Ever since the advent of computers and advanced technology in the life sciences, the quantity of biological data has grown exponentially and been stored in databases. The simple piling up of data, however, is of little help not only to researchers but also to computers. To be useful, they need to be sorted some way or another. Such a step is easily performed by specialized software. But as for many things, without a human touch something lacks. Swiss-Prot is a protein sequence database that sprung into existence 30 years ago when protein sequences were still trickling in. In those days, every sequence could be nursed.
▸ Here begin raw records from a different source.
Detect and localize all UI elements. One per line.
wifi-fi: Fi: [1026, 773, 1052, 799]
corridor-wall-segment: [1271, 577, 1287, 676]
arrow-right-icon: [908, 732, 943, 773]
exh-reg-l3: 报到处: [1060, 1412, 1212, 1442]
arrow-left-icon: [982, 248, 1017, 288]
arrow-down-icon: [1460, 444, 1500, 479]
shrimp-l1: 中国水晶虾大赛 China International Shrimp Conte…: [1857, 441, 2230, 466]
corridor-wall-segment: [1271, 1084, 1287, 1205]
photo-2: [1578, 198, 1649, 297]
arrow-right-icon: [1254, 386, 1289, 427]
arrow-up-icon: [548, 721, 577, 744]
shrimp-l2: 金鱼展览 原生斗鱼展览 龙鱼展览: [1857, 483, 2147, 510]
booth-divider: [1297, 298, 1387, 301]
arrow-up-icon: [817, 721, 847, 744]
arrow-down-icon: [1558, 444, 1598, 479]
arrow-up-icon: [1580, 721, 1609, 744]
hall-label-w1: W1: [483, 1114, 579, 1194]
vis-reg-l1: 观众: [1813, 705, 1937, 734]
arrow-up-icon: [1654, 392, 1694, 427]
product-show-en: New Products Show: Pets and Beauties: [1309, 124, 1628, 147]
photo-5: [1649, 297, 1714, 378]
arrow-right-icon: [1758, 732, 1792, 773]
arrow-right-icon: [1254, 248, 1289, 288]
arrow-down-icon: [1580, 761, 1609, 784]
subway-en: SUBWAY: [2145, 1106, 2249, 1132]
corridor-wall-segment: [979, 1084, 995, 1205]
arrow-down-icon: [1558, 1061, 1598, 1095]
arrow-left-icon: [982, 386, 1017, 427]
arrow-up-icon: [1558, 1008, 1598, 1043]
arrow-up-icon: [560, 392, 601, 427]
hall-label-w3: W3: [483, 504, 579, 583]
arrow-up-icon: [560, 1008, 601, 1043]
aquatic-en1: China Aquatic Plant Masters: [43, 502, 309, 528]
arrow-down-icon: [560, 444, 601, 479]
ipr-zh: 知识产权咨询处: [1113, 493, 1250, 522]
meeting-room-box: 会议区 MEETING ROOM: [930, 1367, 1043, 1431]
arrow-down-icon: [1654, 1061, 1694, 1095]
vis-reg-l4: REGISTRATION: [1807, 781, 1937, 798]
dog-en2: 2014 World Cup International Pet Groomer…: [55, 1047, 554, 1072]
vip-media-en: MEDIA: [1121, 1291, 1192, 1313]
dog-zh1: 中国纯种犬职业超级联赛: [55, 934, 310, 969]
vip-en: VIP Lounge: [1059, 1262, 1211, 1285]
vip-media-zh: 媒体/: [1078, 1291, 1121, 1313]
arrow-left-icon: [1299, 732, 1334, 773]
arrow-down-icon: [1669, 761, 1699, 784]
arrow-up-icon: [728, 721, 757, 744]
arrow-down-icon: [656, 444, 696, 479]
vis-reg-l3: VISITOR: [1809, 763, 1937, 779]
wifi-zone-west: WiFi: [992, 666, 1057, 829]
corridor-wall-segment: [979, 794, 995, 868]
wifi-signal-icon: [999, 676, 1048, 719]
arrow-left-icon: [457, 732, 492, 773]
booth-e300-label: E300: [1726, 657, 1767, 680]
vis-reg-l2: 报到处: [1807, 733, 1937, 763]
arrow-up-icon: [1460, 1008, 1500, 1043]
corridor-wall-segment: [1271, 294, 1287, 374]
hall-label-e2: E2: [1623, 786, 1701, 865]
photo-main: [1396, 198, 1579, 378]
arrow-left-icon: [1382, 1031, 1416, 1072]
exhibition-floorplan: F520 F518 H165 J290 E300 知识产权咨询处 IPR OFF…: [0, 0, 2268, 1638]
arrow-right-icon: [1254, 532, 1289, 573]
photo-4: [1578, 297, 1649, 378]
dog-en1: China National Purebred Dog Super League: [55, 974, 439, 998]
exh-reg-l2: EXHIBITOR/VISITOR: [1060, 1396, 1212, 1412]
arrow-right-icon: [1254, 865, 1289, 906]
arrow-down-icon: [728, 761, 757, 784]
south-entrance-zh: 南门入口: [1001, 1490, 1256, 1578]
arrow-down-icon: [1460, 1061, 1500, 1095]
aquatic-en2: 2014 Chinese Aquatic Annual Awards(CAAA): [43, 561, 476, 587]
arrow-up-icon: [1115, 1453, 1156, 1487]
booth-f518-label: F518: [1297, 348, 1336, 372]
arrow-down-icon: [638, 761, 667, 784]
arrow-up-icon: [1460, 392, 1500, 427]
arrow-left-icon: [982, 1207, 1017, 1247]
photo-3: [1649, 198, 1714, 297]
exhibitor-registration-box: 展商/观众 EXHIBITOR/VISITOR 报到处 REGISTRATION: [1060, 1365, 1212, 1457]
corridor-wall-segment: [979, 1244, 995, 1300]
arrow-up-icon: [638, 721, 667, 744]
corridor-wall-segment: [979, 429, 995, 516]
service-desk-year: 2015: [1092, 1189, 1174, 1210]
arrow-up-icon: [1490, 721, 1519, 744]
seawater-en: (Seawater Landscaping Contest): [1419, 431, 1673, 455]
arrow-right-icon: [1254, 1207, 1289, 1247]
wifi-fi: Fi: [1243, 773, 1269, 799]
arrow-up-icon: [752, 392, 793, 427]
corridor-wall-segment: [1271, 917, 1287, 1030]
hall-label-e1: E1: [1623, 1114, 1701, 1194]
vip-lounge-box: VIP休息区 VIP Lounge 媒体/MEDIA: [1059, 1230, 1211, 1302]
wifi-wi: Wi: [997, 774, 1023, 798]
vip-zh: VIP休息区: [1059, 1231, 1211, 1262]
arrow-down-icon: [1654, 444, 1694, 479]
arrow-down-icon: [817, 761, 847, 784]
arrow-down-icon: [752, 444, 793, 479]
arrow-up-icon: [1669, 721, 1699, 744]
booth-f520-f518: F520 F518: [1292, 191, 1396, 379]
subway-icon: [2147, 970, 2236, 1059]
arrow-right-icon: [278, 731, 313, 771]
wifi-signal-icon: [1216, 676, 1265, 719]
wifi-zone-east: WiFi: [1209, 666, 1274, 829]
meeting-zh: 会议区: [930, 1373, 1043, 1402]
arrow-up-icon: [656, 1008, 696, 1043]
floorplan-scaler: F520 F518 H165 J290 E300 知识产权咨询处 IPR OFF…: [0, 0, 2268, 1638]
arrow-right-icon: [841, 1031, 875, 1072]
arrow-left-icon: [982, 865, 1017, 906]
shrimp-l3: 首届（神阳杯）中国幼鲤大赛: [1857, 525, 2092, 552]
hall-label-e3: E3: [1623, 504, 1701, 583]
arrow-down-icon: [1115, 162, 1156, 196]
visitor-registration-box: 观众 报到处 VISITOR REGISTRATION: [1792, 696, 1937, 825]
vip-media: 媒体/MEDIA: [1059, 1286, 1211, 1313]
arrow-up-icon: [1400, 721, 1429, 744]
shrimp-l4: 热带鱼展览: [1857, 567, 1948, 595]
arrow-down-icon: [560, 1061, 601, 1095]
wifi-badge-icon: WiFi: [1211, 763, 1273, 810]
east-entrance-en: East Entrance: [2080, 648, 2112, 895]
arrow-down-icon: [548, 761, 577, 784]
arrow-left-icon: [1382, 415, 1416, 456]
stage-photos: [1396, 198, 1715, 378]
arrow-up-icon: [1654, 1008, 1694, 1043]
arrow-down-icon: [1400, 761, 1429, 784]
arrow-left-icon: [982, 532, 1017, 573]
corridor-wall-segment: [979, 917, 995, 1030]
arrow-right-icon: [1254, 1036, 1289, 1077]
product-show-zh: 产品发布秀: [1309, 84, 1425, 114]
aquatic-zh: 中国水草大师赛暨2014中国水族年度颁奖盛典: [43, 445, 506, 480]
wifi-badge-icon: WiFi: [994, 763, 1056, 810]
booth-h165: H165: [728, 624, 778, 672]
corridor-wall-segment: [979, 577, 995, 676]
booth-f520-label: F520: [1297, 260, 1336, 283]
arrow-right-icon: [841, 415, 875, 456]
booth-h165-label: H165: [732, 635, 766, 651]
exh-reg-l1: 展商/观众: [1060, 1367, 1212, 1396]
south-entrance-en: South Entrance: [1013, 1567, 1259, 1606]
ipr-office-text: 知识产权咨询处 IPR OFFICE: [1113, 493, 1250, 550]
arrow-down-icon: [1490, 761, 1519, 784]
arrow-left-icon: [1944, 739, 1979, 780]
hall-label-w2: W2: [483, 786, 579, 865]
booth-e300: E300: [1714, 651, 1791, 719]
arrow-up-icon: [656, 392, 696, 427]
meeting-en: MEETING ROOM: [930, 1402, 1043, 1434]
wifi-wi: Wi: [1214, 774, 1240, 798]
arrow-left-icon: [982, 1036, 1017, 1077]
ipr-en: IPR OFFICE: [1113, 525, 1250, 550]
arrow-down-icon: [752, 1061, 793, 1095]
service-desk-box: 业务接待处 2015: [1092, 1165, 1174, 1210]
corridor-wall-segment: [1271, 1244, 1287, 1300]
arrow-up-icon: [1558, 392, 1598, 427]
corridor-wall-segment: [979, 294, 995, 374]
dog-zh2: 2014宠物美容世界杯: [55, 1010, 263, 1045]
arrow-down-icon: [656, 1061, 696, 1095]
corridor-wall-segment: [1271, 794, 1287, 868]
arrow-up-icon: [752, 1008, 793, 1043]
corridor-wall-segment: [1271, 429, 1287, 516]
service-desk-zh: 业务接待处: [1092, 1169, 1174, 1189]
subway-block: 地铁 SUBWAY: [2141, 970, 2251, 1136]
Today, however, millions of protein sequences are produced on a monthly basis. How does Swiss-Prot cope? Thanks to its biocurators.
Biocuration down the years: what has changed, what has not changed
Amos Bairoch (founder of Swiss-Prot) described the changes that have occurred over the past 30 years for a biocurator:
- No need to type the sequence in manually anymore;
- Updates are no more done via floppy disks or CDs;
- Annotation tools are far more efficient nowadays.
However, as Amos underlines, what is even more surprising is how much has NOT changed:
- Biocuration is seeking ways to make sense of what is really being reported in papers – whose structure can be highly variable – and the community is still stuck in the same old cycle of experimenting, extracting results from articles and spending lots of money in the process so as to make them usable by humans and software alike;
- Biocuration still means wading through figures the size of postage stamps and legends that are cryptic and usually full of mistakes because they are not spell-checked;
- Most of the sequence analysis algorithms for annotating transmembrane domains, signal sequences etc. haven’t changed since the late 1990s;
- And though sequence data has grown exponentially over the years, the same alignment search tool – Blast – created in 1990 is still being used!